Presented by the KEO Films and Channel 4, explores the union of these worlds through a story of a unique relationship: between Lucy, the chimp who humans raised, and Janis Carter, a student who is cleaning the Coop. . A. In the late 1960s, Lucy was the subject of a high-profile study done by the psychologists Maurice and Jane Temerlin in which she appeared to be exploring the natural boundaries of parenting.
The Temerlins raised Lucy in their home more or less like a human child. Teaching her to dress, eat cutlery, and even make gin and tonics. Primate expert Roger Foots, whose success teaching chimp Washo as a widespread form of American sign language in the 1970s. Also taught Lucy a vocabulary of about 100 characters (although apes’ understanding of signatures is controversial).
Eventually, the Temerlins began to think of chimps as their daughters. Much has been done to Lucy’s story, including episodes of the famous Radiolab podcast. Lucy, the human-chimp, written and directed by Alex Parkinson, offers to tell Carter what happens next.
Carter was a 25-year-old psychology student at the University of Oklahoma Chimpanzee Research Project:
When he responded to Temerlin’s part-time job for Lucy in 1976. After a cold start – Carter recalls chimps as “arrogant and extremely condescending”. About their poor understanding of sign language. The two of them form a close bond. But juvenile chimpanzees were increasingly becoming a threat to their human families and locked up in cages.
In 1977 Temerlins decided to take 12-year-old Lucy to the Gambia to learn how to live in the wild. Carter continues to help. For him, the journey went from weeks to years. When Lucy found it challenging to adapt to life as a chimpanzee. Since 1979 he has lived with Lucy. A small group of chimpanzees orphaned and captured for nearly seven years on an uninhabited island in the Gambia River. Carter only left the island after a young man attacked him in 1985 and succeeded him.

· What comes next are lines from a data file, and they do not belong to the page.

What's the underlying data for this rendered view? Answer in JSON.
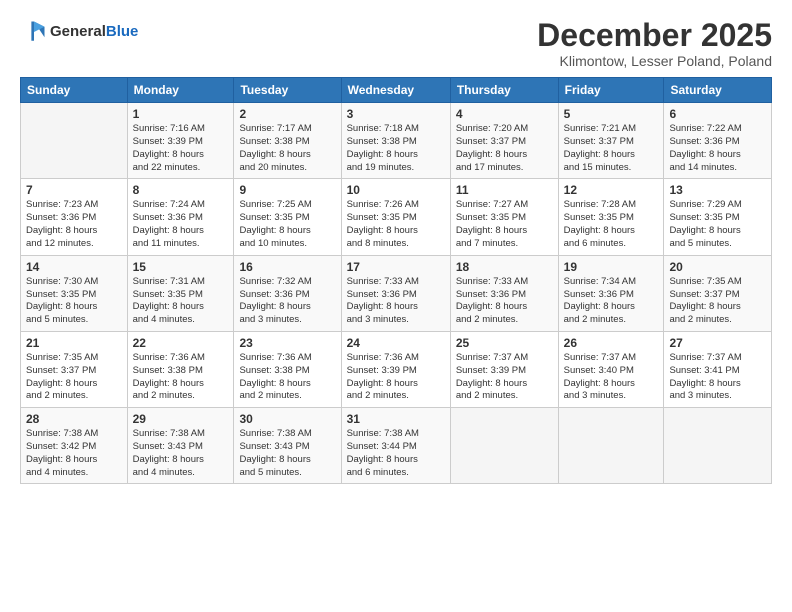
{
  "logo": {
    "general": "General",
    "blue": "Blue"
  },
  "header": {
    "title": "December 2025",
    "subtitle": "Klimontow, Lesser Poland, Poland"
  },
  "weekdays": [
    "Sunday",
    "Monday",
    "Tuesday",
    "Wednesday",
    "Thursday",
    "Friday",
    "Saturday"
  ],
  "weeks": [
    [
      {
        "date": "",
        "info": ""
      },
      {
        "date": "1",
        "info": "Sunrise: 7:16 AM\nSunset: 3:39 PM\nDaylight: 8 hours\nand 22 minutes."
      },
      {
        "date": "2",
        "info": "Sunrise: 7:17 AM\nSunset: 3:38 PM\nDaylight: 8 hours\nand 20 minutes."
      },
      {
        "date": "3",
        "info": "Sunrise: 7:18 AM\nSunset: 3:38 PM\nDaylight: 8 hours\nand 19 minutes."
      },
      {
        "date": "4",
        "info": "Sunrise: 7:20 AM\nSunset: 3:37 PM\nDaylight: 8 hours\nand 17 minutes."
      },
      {
        "date": "5",
        "info": "Sunrise: 7:21 AM\nSunset: 3:37 PM\nDaylight: 8 hours\nand 15 minutes."
      },
      {
        "date": "6",
        "info": "Sunrise: 7:22 AM\nSunset: 3:36 PM\nDaylight: 8 hours\nand 14 minutes."
      }
    ],
    [
      {
        "date": "7",
        "info": "Sunrise: 7:23 AM\nSunset: 3:36 PM\nDaylight: 8 hours\nand 12 minutes."
      },
      {
        "date": "8",
        "info": "Sunrise: 7:24 AM\nSunset: 3:36 PM\nDaylight: 8 hours\nand 11 minutes."
      },
      {
        "date": "9",
        "info": "Sunrise: 7:25 AM\nSunset: 3:35 PM\nDaylight: 8 hours\nand 10 minutes."
      },
      {
        "date": "10",
        "info": "Sunrise: 7:26 AM\nSunset: 3:35 PM\nDaylight: 8 hours\nand 8 minutes."
      },
      {
        "date": "11",
        "info": "Sunrise: 7:27 AM\nSunset: 3:35 PM\nDaylight: 8 hours\nand 7 minutes."
      },
      {
        "date": "12",
        "info": "Sunrise: 7:28 AM\nSunset: 3:35 PM\nDaylight: 8 hours\nand 6 minutes."
      },
      {
        "date": "13",
        "info": "Sunrise: 7:29 AM\nSunset: 3:35 PM\nDaylight: 8 hours\nand 5 minutes."
      }
    ],
    [
      {
        "date": "14",
        "info": "Sunrise: 7:30 AM\nSunset: 3:35 PM\nDaylight: 8 hours\nand 5 minutes."
      },
      {
        "date": "15",
        "info": "Sunrise: 7:31 AM\nSunset: 3:35 PM\nDaylight: 8 hours\nand 4 minutes."
      },
      {
        "date": "16",
        "info": "Sunrise: 7:32 AM\nSunset: 3:36 PM\nDaylight: 8 hours\nand 3 minutes."
      },
      {
        "date": "17",
        "info": "Sunrise: 7:33 AM\nSunset: 3:36 PM\nDaylight: 8 hours\nand 3 minutes."
      },
      {
        "date": "18",
        "info": "Sunrise: 7:33 AM\nSunset: 3:36 PM\nDaylight: 8 hours\nand 2 minutes."
      },
      {
        "date": "19",
        "info": "Sunrise: 7:34 AM\nSunset: 3:36 PM\nDaylight: 8 hours\nand 2 minutes."
      },
      {
        "date": "20",
        "info": "Sunrise: 7:35 AM\nSunset: 3:37 PM\nDaylight: 8 hours\nand 2 minutes."
      }
    ],
    [
      {
        "date": "21",
        "info": "Sunrise: 7:35 AM\nSunset: 3:37 PM\nDaylight: 8 hours\nand 2 minutes."
      },
      {
        "date": "22",
        "info": "Sunrise: 7:36 AM\nSunset: 3:38 PM\nDaylight: 8 hours\nand 2 minutes."
      },
      {
        "date": "23",
        "info": "Sunrise: 7:36 AM\nSunset: 3:38 PM\nDaylight: 8 hours\nand 2 minutes."
      },
      {
        "date": "24",
        "info": "Sunrise: 7:36 AM\nSunset: 3:39 PM\nDaylight: 8 hours\nand 2 minutes."
      },
      {
        "date": "25",
        "info": "Sunrise: 7:37 AM\nSunset: 3:39 PM\nDaylight: 8 hours\nand 2 minutes."
      },
      {
        "date": "26",
        "info": "Sunrise: 7:37 AM\nSunset: 3:40 PM\nDaylight: 8 hours\nand 3 minutes."
      },
      {
        "date": "27",
        "info": "Sunrise: 7:37 AM\nSunset: 3:41 PM\nDaylight: 8 hours\nand 3 minutes."
      }
    ],
    [
      {
        "date": "28",
        "info": "Sunrise: 7:38 AM\nSunset: 3:42 PM\nDaylight: 8 hours\nand 4 minutes."
      },
      {
        "date": "29",
        "info": "Sunrise: 7:38 AM\nSunset: 3:43 PM\nDaylight: 8 hours\nand 4 minutes."
      },
      {
        "date": "30",
        "info": "Sunrise: 7:38 AM\nSunset: 3:43 PM\nDaylight: 8 hours\nand 5 minutes."
      },
      {
        "date": "31",
        "info": "Sunrise: 7:38 AM\nSunset: 3:44 PM\nDaylight: 8 hours\nand 6 minutes."
      },
      {
        "date": "",
        "info": ""
      },
      {
        "date": "",
        "info": ""
      },
      {
        "date": "",
        "info": ""
      }
    ]
  ]
}
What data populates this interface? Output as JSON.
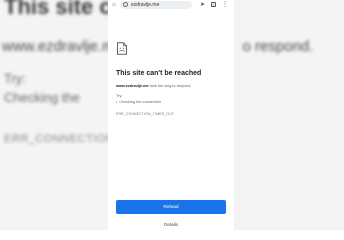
{
  "background": {
    "title": "This site c",
    "url_line": "www.ezdravlje.m",
    "url_suffix": "o respond.",
    "try": "Try:",
    "checking": "Checking the",
    "error": "ERR_CONNECTION_"
  },
  "browser": {
    "url": "ezdravlje.me",
    "icons": [
      "home-icon",
      "tune-icon",
      "share-icon",
      "tabs-icon",
      "menu-icon"
    ],
    "tab_count": "1"
  },
  "error_page": {
    "icon": "broken-document-icon",
    "title": "This site can't be reached",
    "host": "www.ezdravlje.me",
    "message": " took too long to respond.",
    "try_label": "Try:",
    "suggestion": "Checking the connection",
    "error_code": "ERR_CONNECTION_TIMED_OUT",
    "reload_label": "Reload",
    "details_label": "Details"
  },
  "colors": {
    "accent": "#1a73e8",
    "title_text": "#202124",
    "secondary_text": "#5f6368"
  }
}
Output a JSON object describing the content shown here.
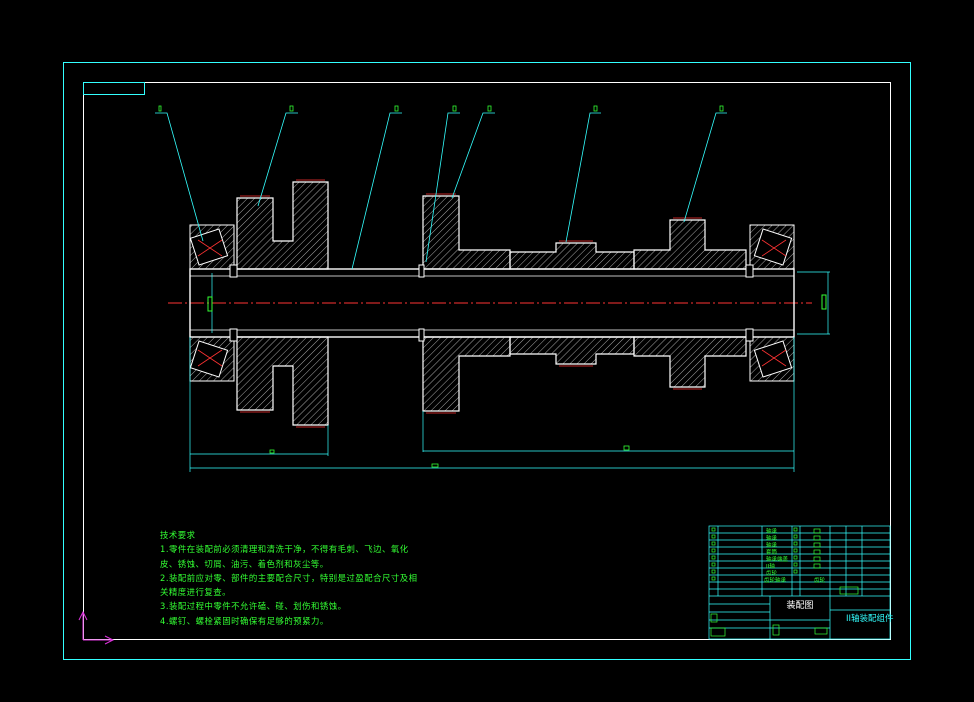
{
  "drawing": {
    "title": "装配图",
    "part_name": "II轴装配组件",
    "colors": {
      "background": "#000000",
      "frame": "#33ffff",
      "inner_frame": "#ffffff",
      "text": "#33ff33",
      "center_line": "#ff3333",
      "part_outline": "#ffffff",
      "hatch": "#cccccc"
    }
  },
  "tech_requirements": {
    "heading": "技术要求",
    "items": [
      "1.零件在装配前必须清理和清洗干净，不得有毛刺、飞边、氧化",
      "皮、锈蚀、切屑、油污、着色剂和灰尘等。",
      "2.装配前应对零、部件的主要配合尺寸，特别是过盈配合尺寸及相",
      "关精度进行复查。",
      "3.装配过程中零件不允许磕、碰、划伤和锈蚀。",
      "4.螺钉、螺栓紧固时确保有足够的预紧力。"
    ]
  },
  "bom": {
    "rows": [
      "轴承",
      "轴承",
      "轴承",
      "套筒",
      "轴承端盖",
      "II轴",
      "齿轮",
      "齿轮轴承"
    ],
    "last_label": "齿轮",
    "extra": "齿轮"
  },
  "ucs_icon": "ucs-axis-icon"
}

More than what the title suggests, Parkinson’s film focuses on Carter and his relationship with Lucy. As Carter himself puts it. The interview with Jane Temerlin and the actor’s reconstruction (based on live reporting) provides some context and some critical distance.
Carter’s ten-year commitment to protecting Lucy:
Now her performance as a director of the Gambian Chimp Rehabilitation Project – is unquestionably extraordinary. Parkinson’s film, however, does not challenge the notion that Lucy, who was born and raised in captivity. He was never really a suitable candidate for rehabilitation and release in the wild and suffered from the experience.
As described by journalist Deborah Bloom in her 1994 book The Monkey Wars. More recently, in the 2011 documentary Nim Project, monkeys do worse and worse in their interactions with humans. Even with the best intentions. Lucy started life at a roadside zoo in Florida in 1964. Several years after Carter’s departure, she graduated under mysterious circumstances. A hunter probably killed him.
Lucy, the human chimp, cares less about the major ethical issues posed by Lucy’s somewhat unfortunate existence. An about her “extraordinary and unbreakable friendship” with Carter. Although, if so, Carter may not be in the best position to answer you. Indeed, the film is a compelling exploration of the lengths and limits of chimps. And human endeavors in their respective worlds – albeit similarly.
Just when Lucy was raised as a human, Carter lived like a chimp. But after most of the decades, he had to recover and come back to himself. He said, “I can’t live in both worlds.”